Cette région est en effet la première à nous avoir invités à participer à l'ouverture de travaux sur le sujet, mais les deux autres ont très clairement affiché leur volonté d'aller dans le même sens. Je vous rejoins néanmoins : il n'y a pas encore eu l'once d'un début de travail pour instaurer cette contribution. Sauf que rien ne dit que d'autres régions ne suivront pas, une fois qu'un modèle aura été établi.
Nous devons également prendre en compte les travaux européens sur l'eurovignette, dont le système de contribution est fondé sur le nombre de kilomètres parcourus, à l'image des péages autoroutiers. Le principe de la contribution imaginée par la région Grand Est repose sur le même modèle. Ses recettes devraient être principalement, pour ne pas dire exclusivement, fléchées vers le financement des infrastructures routières nouvellement récupérées.
Nous nous posons la question de l'articulation entre l'eurovignette et ces dispositifs. Il nous semble en effet totalement impossible d'imposer une double taxation sur le même réseau, d'autant que nous devons également prendre en compte dans nos modèles les évolutions liées au système européen d'échange de quotas d'émission (ETS). En 2027, la taxation des producteurs pétroliers se répercutera sur le coût des carburants – c'est bien une taxe carbone sur les énergies fossiles.
Tout cela nous amène à nous interroger sur le surcoût que le transport routier devra supporter et sur les conditions dans lesquelles il pourra le répercuter, ce qui est la première problématique des transporteurs aujourd'hui. Alors que le secteur est massivement composé de petites structures, de moins de trente salariés en moyenne, les conditions de négociation avec nos grands donneurs d'ordre sont extrêmement complexes et tendues, d'autant plus en ce moment, où les volumes sont en forte baisse.

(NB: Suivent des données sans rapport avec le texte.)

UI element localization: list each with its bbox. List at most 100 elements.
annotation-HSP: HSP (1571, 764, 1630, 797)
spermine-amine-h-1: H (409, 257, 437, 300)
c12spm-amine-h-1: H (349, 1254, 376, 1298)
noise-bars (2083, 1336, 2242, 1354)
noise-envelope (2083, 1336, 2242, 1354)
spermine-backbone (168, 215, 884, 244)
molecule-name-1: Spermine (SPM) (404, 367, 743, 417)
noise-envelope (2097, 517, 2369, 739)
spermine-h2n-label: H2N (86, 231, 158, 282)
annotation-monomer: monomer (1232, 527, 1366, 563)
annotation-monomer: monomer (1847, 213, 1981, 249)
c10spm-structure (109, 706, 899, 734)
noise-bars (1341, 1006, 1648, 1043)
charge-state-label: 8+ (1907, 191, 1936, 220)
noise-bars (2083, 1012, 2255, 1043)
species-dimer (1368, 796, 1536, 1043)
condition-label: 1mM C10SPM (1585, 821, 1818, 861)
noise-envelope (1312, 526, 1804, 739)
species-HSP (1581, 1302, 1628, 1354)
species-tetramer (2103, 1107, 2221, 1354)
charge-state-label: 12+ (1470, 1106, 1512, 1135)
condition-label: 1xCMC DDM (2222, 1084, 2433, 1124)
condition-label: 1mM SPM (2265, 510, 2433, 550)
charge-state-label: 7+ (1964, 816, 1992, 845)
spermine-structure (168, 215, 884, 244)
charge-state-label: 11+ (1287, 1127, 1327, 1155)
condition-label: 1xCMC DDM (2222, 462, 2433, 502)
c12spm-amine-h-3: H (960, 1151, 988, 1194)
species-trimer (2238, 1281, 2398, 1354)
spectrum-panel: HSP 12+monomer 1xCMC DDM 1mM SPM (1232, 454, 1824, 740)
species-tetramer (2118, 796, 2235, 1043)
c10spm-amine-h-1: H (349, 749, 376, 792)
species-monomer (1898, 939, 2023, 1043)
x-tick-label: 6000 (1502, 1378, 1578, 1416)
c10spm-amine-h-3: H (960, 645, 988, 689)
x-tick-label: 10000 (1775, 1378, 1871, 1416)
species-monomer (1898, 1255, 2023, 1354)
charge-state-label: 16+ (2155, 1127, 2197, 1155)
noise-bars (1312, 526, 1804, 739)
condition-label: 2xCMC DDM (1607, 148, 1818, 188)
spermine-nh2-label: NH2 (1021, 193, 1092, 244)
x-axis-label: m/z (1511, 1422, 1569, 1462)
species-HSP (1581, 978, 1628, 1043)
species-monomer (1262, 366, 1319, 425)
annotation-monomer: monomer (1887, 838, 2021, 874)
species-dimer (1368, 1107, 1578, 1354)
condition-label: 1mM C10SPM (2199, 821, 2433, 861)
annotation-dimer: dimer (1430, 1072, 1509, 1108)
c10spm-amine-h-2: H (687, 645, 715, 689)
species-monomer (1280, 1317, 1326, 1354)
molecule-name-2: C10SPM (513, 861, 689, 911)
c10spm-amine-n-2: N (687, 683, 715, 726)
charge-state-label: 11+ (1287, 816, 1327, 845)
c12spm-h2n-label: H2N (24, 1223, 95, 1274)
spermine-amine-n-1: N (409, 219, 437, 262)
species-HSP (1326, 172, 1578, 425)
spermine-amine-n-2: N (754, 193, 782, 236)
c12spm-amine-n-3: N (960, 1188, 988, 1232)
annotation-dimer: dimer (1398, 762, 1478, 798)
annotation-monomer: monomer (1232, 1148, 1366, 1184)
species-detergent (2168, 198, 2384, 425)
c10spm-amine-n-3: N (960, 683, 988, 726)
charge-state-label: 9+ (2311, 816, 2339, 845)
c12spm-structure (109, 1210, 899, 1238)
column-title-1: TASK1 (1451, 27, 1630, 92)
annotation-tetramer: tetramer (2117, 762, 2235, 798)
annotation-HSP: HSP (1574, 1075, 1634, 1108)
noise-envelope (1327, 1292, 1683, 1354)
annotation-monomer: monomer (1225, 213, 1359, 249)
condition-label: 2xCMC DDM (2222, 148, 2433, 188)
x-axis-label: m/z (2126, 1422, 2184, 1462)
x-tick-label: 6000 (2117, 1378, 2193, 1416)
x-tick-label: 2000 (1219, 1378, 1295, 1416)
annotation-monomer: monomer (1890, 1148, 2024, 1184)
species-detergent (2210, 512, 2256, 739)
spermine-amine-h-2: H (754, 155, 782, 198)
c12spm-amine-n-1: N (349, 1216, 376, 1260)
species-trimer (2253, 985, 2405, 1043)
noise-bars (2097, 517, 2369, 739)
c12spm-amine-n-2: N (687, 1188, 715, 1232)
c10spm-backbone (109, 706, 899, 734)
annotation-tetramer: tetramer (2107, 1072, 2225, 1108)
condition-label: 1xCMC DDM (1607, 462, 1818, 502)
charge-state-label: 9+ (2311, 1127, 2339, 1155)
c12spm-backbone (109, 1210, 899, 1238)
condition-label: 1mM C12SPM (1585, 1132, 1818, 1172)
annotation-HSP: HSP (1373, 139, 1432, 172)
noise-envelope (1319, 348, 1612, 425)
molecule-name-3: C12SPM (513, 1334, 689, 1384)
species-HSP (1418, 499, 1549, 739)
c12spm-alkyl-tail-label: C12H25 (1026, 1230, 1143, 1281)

Parallèlement, pour répondre à votre première question, nos entreprises doivent relever un défi incontournable, celui de la décarbonation et de ce qu'elle impose en matière d'investissements. Dans le cadre du travail sur la feuille de route décarbonation, nous avons évalué son surcoût si nous devions respecter les échéances prévues par la stratégie nationale bas-carbone (SNBC) : il s'élève à 52,6 milliards d'euros. Aussi, nous nous demandons dans quelles conditions nous allons pouvoir nous inscrire dans la décarbonation, comment nous allons y être accompagnés et surtout si nos clients y participeront également. On ne peut pas imaginer que le seul secteur du transport routier l'absorbe.
S'agissant des énergies, nous voyons dans nos travaux qu'une orientation se dessine fortement vers le mode électrique. Nous pourrons en discuter et vous exposer quelles sont, selon nous, les échéances crédibles, qui sont un petit peu plus éloignées que celles programmées. Cela ne tient pas au fait que les véhicules n'existent pas – ce serait mensonger de dire que les constructeurs ne sont pas au rendez-vous de l'électrification, notamment en ce qui concerne les véhicules lourds de marchandises – mais un retard considérable a été pris sur les recharges des véhicules électriques lourds ; d'où l'importance de maintenir un mix énergétique. Je laisserai Florence Berthelot en dire plus sur ce sujet.